In the hallway she met a father of a student. He was there to help build gingerbread houses. Then an art teacher walked by and recognized the sound.
"She said, 'Oh my God, guns! I hear shooting.' And so at that point I looked at the dad and I said, 'Go back to the classroom and tell the teacher it’s a lockdown, and close the door and keep the kids safe,' " Midlik recalled.
A lockdown is a drill the school children practice often, where they hide behind a locked door.
"I ran back to our classroom and I told our teacher the same thing and I closed the door and turned off the lights and we got all our kids into the cubby," Midlik said.
The cubby is an alcove inside the classroom. The children huddled on the floor together and first grade teacher Vicky Kazlauskas did her best to distract them from the sound of gunshots by reading to them.
"The intercom had gone on and we could hear the static, but also hear like noise and screams and things like that," Midlik said. "So she kept reading to them to try to keep them occupied so they wouldn't have to listen to anything."
When library clerk Mary Ann Jacob heard gunshots she ran to the classroom across the hall and told the teacher to lock the room. Then she secured her group of 18 fourth graders.
"We all got down on the floor and were quiet and then we discovered that the door wouldn't lock we had them crawl across the room to this closet area, bigger than a closet, like a storage room. We settled them down with paper and crayons and asked them to color," Jacob said.
Eventually the police banged on the doors of both classrooms.

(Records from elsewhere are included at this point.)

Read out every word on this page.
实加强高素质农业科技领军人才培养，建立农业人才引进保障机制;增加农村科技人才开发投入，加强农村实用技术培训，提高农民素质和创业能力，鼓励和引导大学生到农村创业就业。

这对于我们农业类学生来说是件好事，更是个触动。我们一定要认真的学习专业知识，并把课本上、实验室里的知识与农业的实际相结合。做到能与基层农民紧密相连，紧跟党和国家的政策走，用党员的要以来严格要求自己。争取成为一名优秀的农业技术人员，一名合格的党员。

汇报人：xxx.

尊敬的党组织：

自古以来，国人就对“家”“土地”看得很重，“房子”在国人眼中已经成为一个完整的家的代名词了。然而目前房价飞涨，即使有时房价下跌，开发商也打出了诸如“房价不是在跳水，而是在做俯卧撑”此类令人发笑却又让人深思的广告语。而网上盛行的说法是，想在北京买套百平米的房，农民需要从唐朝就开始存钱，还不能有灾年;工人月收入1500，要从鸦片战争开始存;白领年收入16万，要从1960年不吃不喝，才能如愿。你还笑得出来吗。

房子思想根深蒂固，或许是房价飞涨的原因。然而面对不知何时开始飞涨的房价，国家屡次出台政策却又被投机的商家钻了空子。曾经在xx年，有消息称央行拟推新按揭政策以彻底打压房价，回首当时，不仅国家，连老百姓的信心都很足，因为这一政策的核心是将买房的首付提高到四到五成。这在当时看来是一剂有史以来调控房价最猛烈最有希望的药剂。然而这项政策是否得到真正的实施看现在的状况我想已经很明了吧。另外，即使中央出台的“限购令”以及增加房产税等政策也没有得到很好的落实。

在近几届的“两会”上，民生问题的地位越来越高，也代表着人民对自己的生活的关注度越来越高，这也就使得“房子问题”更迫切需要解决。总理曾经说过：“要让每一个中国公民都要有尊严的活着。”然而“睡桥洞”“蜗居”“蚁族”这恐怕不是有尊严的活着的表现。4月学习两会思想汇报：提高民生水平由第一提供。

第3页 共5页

The adults didn't let the police in at first.
"They had someone call us and then they also put a badge under door," Jacob said. "So that’s when we moved file cabinets and started letting the kids out to them."
Midlik and Kazlauskas also checked before letting the officers in. Then they both walked the children out.
"We had the kids lined up in between us. I was in the back and they held onto each other’s shoulders and they closed their eyes as tight as they could, they got their way up the hallway and out as fast as they could," Midlik said.
Midlik also averted her eyes as she walked out. Those who were inside Sandy Hook Elementary School on Friday are still grappling with what they lived through. One reporter asked Mary Ann Jacob if her fourth graders are old enough to comprehend the tragedy.
"I can’t comprehend the tragedy that happened. Can you?"
Correction: A previous version of this story mistakenly identified the 20 young victims as fourth graders. They were first graders.
This program aired on December 16, 2012.